30 January 2021

D.J. You Dirty Guy!

Stop me if you've heard this one before. Back in school, which means any time from high school to undergraduate, I was in some class where the instructor posed the following question: will electric vehicles necessarily lead to lower climate change, although that term wasn't much used in the 60s and 70s. Ooh, ooh, call on me!!! Well I got called on and answered: only if bad gases from power plants are lower than those coming out of tail pipes per net energy used. I got an Atta Boy for that. At the time, I didn't have the answer. Clearly, at point of use, an electric vehicle is cleaner than a gas powered one. But how much pollution results from the production and distribution of those wee little electrons? Not known at the time.

Today brings more reporting that it might be true, but only if power plants aren't mostly coal, and to a lesser extent natural gas, fired (lesser extent since natural gas is less polluting).
Today, electric vehicles in the United States usually produce fewer overall emissions than their gasoline- or diesel-fueled counterparts, even if they're plugged into a grid that relies on power plants burning coal or natural gas, which emit carbon dioxide. That's largely because electric motors are so much more efficient than internal combustion engines.
That's good news, not known way back then.

But the other point, mentioned in the report, is that electric vehicles will only work if there's significant Socialism at work; the same was true with the internal combustion engined vehicle displacing Old Dobbin: all those roads were paid for by the taxpayer. And the report goes into detail.

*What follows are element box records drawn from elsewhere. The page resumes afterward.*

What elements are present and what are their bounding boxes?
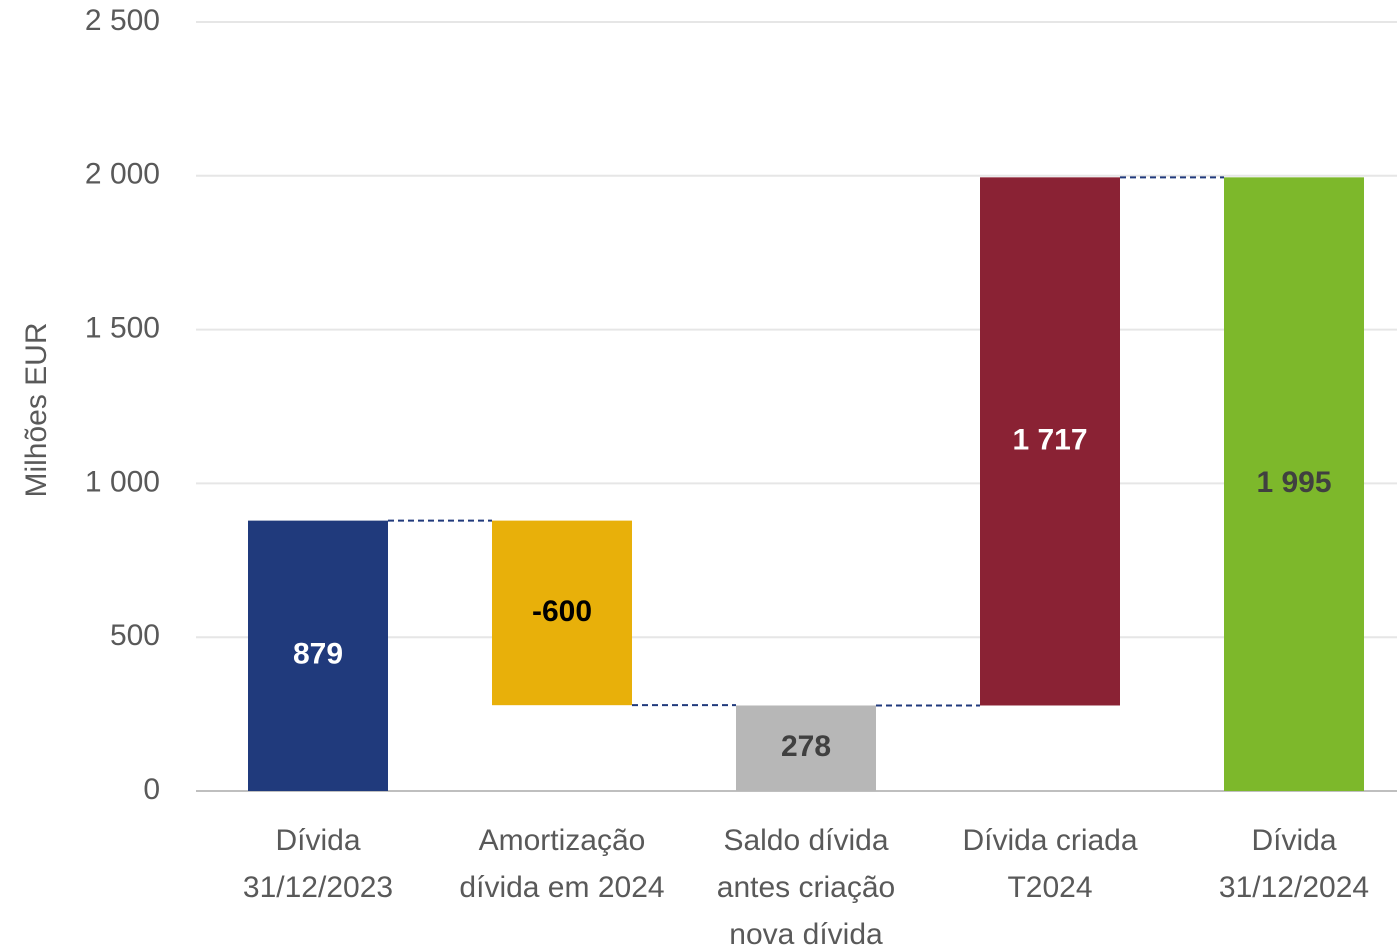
y-tick-label: 1 000 [85, 465, 160, 498]
y-tick-label: 1 500 [85, 312, 160, 345]
x-tick-label-line: nova dívida [729, 918, 883, 950]
data-label: 879 [293, 638, 343, 671]
data-label: 278 [781, 730, 831, 763]
x-tick-label-line: Amortização [479, 824, 646, 857]
x-tick-label: Dívida criada T2024 [962, 824, 1137, 904]
data-label: 1 995 [1256, 466, 1331, 499]
data-label: -600 [532, 595, 592, 628]
x-tick-label-line: Dívida criada [962, 824, 1137, 857]
x-tick-label-line: Dívida [1251, 824, 1336, 857]
x-tick-label-line: 31/12/2023 [243, 871, 393, 904]
y-tick-label: 0 [143, 773, 160, 806]
bar [736, 705, 876, 791]
bar [1224, 177, 1364, 791]
x-tick-label-line: 31/12/2024 [1219, 871, 1369, 904]
x-tick-label: Dívida 31/12/2024 [1219, 824, 1369, 904]
x-tick-label-line: Dívida [275, 824, 360, 857]
x-tick-label-line: dívida em 2024 [459, 871, 664, 904]
bar [492, 520, 632, 706]
x-tick-label: Saldo dívida antes criação nova dívida [717, 824, 895, 950]
bar [980, 177, 1120, 706]
data-label: 1 717 [1012, 423, 1087, 456]
y-tick-label: 2 500 [85, 4, 160, 37]
x-tick-label: Dívida 31/12/2023 [243, 824, 393, 904]
y-tick-label: 500 [110, 619, 160, 652]
y-tick-label: 2 000 [85, 158, 160, 191]
x-tick-label-line: antes criação [717, 871, 895, 904]
y-axis-label: Milhões EUR [20, 322, 53, 497]
x-tick-label-line: T2024 [1007, 871, 1092, 904]
x-tick-label-line: Saldo dívida [723, 824, 888, 857]
x-tick-label: Amortização dívida em 2024 [459, 824, 664, 904]
bar [248, 520, 388, 791]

Some reporting states that there's enough lithium in the earth to support widespread battery powered vehicles. But there's also the question of net-energy expenditure. Just as going from gas powered to battery powered plus electric generation requires knowing where the balance lies, one still cannot defy the laws of thermodynamics, which guarantee that you can't even break even. There's also the net energy expenditure of extracting the lithium and manufacturing the batteries.
Most of the known lithium supply is in Bolivia, Argentina, Chile, Australia and China. The quality is acceptable and reports reveal that Brazil has lithium mineral reserves that are not only of higher quality but also have lower extraction costs. In 2019, meanwhile, Western Australia has become the number one global producer of lithium, the second largest global producer of rare earths, the third largest global producer of cobalt and the fourth largest global producer of nickel.
So, unlike petro, the USofA plays no part. We'll be importers, whether for raw lithium or products. MAGA!! Keep burning coal!!!

And, of course
Rather than worrying about a lack of lithium, there could be shortages of rare earth materials, should the EV replace the conventional car. One such material is the permanent magnet for the electric motors. Permanent magnets make one of the most energy-efficient motors. China controls about 95 percent of the global market for rare earth metals and expects to use most of these resources for its own production. Export of rare earth materials is tightly controlled.
The limiting factor to reducing climate change through replacing gas transport with battery transport (fuel cell may be better?) is that the additional power generation that such a transition demands can't come from coal fired plants. No, Mother Nature wouldn't approve. That leaves nucular and may be natural gas. Wind, except in parts of Texas and off shore, isn't dependable enough. Pumped water facility using excess off-peak electricity to move water uphill, and thence run it through the turbines during peak is another, incremental, source.
Pumped storage hydroelectric projects have been providing energy storage capacity and transmission grid ancillary benefits in the United States and Europe since the 1920s. Today, the 43 pumped-storage projects operating in the United States provide around 23 GW (as of 2017), or nearly 2 percent, of the capacity of the electrical supply system according to the Energy Information Administration (EIA).